"I like the Walrus best," said Alice: because he was a little sorry for the poor oysters."
"He ate more than the Carpenter, though," said Tweedledee.
"You see, he held his handkerchief in front, so that
the Carpenter couldn't see how many he took: contrariwise."
"That was mean!" Alice said indignantly.
"Then I like the Carpenter best -- if he didn't eat so many as the Walrus."
"But he ate as many as he could get," said Tweedledum.
-Lewis Carroll, Through The Looking-Glass
Throughout this website I have tried to stick to the objective facts, except for the page titled Were They Just Men of their Time? One problem with objectivity is that it treats Andrew Jackson and Ulysses Grant as equal: both slave owners. Ditto with James Buchanan and Abraham Lincoln, both non-owners. On this page I try to distinguish between different levels of commitment to slavery or anti-slavery. The categories are arbitrary, subjective, and my own.
1. Slave Trader
Many presidents who owned slaves found it abhorrent to sell one, even if they needed the money. Lincoln observed that many slaveowners would not shake the hand of a slave-trader. But for some years Jackson made part of his living doing just that.
2. Permanent commitment ot Slavery
James K. Polk
Each of these presidents owned slaves for all of their adult lives, and none of them freed the people in their wills. Some owned over a hundred, some owned only a few, but all owned "as many as they could get."
3. Lifetime commitment to slavery.
Unlike the men in category 2, Washington arranged that his slaves would be freed after he and his wife died. They could not free the slaves Martha had inherited from her first husband except by buying them from the estate. They did not do so.
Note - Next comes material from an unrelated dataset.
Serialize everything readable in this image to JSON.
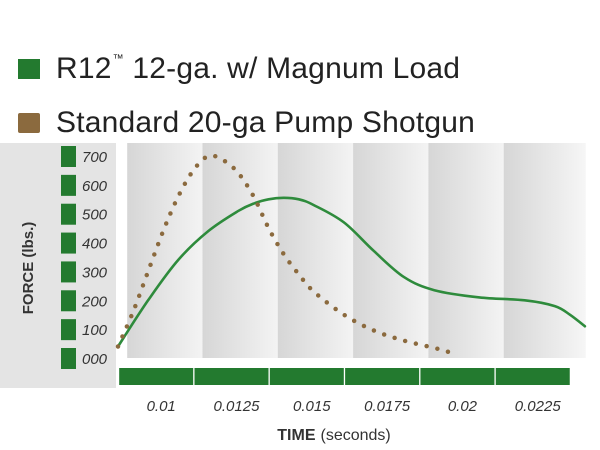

4. Interrupted slaveowners
William Henry Harrison
Harrison owned slaves until he moved to the (free) Northwest Territory. He converted his slaves to indentured servants and urged Congress to permit slavery in the territory. Later in life he claimed to have belonged to an abolitionist organization as a youth ; still later he claimed it was just a humane society.
Johnson was a Democratic pro-union Senator from Confederate Tennessee. Rebel forces confiscated his slaves and at that point things get murky. Some reports say they were given back. Johnson says that at least some them came back on their own and he treated them as free employees from then on. If he had any slaves left he certainly freed them when, as Military Governor of Tennessee, he freed all of the slaves in the state in 1864.
5. Minimum slaveownership.
Martin Van Buren
Ulysses S Grant
Martin Van Buren inherited slaves. Twenty years before he became president his only slave ran away. When the slave was caught eight years later he offered him for sale.
Grant apparently never bought or sold slaves but his wife received some from her father, and he used the labor of other of his father-in-law's slaves. There is a certificate signed by Grant freeing a slave.
6. Technically non-slaveowner
Buchanan certainly thought he was not a slaveowner. When running for the Senate he bought his brother-in-law's slaves and freed them so that no one could say there were slaves in the family. But when he "freed" them he actually converted them to indentured servants who had to work for him for seven years in one case, and 23 years in the case of a child.
7. Accidental non-slaveowner
Pierce was from a free state and owned no slaves but he defended the rights of southerners to do so.
8. Passive anti-slavery.
While he called it "an evil of colossal magnitude," most of Adams' public arguments against slavery seemed practical. He didn't want slaves in his country for the same reason he didn't want gunpowder in his kitchen: too dangerous.
Fillmore said he despised slavery, but as president he felt he had a constitutional duty to defend it.
9. Active anti-slavery
John Quincy Adams
John Quincy Adams did nothing about slavery while president (in fact, he did almost nothing useful about anything while president). However, he later entered the House of Representatives (the only ex-president to do so successfully), from which battled slavery for many years.
Lincoln was consistently anti-slavery, though not always pro-abolitionist. The South expected him to move against slavery and that is one of the reasons they seceded. Lincoln felt constitutionally justified in freeing the slaves in the rebel states as a war measure. He did not attempt to free the slaves in Northern territory.